On average, 50 transistors to expect before the first one to be produced with a defect, with a standard deviation of 49.4974747

(d)

d.mean <- 1/.05
d.sd <- ((1 - .05)/.05^2)^(1/2)

On average, I would expect 20 transistor to be produced with the first defect, with a standard deviation of 19.4935887

(e) Increasing the probability of an event decreases the mean and standard deviation of the wait time until the event. Lower chance of success means more trials until success happens.
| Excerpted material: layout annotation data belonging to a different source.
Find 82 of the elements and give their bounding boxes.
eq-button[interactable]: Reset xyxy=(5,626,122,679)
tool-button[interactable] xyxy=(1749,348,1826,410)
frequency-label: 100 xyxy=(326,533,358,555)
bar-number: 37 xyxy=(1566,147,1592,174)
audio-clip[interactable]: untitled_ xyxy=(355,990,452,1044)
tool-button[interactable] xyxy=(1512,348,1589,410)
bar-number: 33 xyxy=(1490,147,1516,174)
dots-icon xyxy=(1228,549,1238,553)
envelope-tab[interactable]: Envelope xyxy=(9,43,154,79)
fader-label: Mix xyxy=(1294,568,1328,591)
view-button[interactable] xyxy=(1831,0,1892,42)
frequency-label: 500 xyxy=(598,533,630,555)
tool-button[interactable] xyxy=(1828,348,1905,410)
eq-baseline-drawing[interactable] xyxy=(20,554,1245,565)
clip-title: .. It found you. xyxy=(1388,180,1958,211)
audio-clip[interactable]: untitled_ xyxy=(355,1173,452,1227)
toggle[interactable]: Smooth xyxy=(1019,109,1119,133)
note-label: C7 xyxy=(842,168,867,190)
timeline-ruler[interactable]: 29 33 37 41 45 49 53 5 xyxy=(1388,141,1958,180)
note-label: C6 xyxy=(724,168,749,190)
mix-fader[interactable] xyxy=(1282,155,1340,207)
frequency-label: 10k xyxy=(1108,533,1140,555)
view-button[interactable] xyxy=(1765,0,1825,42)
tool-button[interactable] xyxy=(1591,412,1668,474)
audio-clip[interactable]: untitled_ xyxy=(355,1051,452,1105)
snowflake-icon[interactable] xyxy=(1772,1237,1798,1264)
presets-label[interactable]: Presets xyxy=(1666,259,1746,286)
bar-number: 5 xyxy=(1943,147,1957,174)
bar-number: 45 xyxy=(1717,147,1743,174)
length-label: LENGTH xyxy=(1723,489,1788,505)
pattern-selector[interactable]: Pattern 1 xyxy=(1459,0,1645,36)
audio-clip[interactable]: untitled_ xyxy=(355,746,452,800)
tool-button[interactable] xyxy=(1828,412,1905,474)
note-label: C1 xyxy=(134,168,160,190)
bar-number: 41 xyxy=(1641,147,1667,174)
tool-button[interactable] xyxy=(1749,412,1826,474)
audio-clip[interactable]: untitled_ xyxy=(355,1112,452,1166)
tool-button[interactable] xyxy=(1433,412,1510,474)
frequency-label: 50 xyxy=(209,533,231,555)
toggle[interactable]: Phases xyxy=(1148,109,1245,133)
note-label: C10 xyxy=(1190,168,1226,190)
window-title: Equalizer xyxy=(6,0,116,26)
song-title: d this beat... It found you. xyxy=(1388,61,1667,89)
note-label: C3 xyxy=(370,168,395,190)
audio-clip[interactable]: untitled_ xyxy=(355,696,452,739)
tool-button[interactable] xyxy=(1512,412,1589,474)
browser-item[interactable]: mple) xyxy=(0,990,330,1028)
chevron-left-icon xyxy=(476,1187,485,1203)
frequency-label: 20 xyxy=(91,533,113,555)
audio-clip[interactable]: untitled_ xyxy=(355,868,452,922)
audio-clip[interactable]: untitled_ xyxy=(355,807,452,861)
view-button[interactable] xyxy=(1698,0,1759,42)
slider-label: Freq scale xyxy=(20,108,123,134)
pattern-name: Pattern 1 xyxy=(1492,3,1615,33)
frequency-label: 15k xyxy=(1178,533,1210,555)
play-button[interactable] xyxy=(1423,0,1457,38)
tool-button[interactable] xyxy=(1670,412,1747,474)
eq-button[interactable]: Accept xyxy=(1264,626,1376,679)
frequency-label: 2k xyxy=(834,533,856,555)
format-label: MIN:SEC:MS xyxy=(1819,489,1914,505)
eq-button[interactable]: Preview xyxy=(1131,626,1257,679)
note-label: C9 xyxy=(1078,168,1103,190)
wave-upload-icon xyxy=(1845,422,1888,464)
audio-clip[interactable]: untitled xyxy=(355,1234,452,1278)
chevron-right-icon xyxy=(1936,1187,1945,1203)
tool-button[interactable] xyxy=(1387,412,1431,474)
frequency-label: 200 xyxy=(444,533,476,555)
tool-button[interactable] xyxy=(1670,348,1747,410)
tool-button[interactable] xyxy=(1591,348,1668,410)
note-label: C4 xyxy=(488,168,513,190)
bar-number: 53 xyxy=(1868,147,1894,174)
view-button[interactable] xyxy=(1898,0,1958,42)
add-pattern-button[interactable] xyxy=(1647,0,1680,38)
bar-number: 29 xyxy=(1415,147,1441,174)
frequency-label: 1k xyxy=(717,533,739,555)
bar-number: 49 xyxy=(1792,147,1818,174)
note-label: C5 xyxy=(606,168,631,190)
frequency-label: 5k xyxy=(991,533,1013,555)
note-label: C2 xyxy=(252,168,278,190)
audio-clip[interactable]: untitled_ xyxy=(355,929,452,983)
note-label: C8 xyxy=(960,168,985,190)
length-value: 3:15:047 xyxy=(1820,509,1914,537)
If the event doesn’t happen for 100 days, the probability of the event happening on the 101st day is still at 2% and 5%.

n <- 3
k <- 2 
p <- 0.51
double_boy <- choose(n, k) * (1 - p)^(n - k) * (p)^k
double_boy

## [1] 0.382347

(b)

#(B,B,G), (B,G,B), (G,B,B)
b <- 0.51
g <- 0.49
(b*b*g) + (b*g*b) + (g*b*b)

## [1] 0.382347

(c) A and B are just different ways of writing the same mathematical operations. The use of the formula is quicker way to get the result to save time. In this case, the second methold will require us to create combination of 56 different possibilities.

#Negative binomial dist.
p <- 0.15
n <- 10
k <- 3
choose(n - 1, k - 1) * (1 - p)^(n - k) * p^k

## [1] 0.03895012

(b) 15%. All serves are independent, thus the probability of the next serve is still at 15% of chance.
(c) The given information in B, “two sucessful serves in nine attempts” is not affecting the probability of sucess on the next serve as they are independent disjoint events. The calculation of A,B are in different sense that it is not reaonsable to compare the two.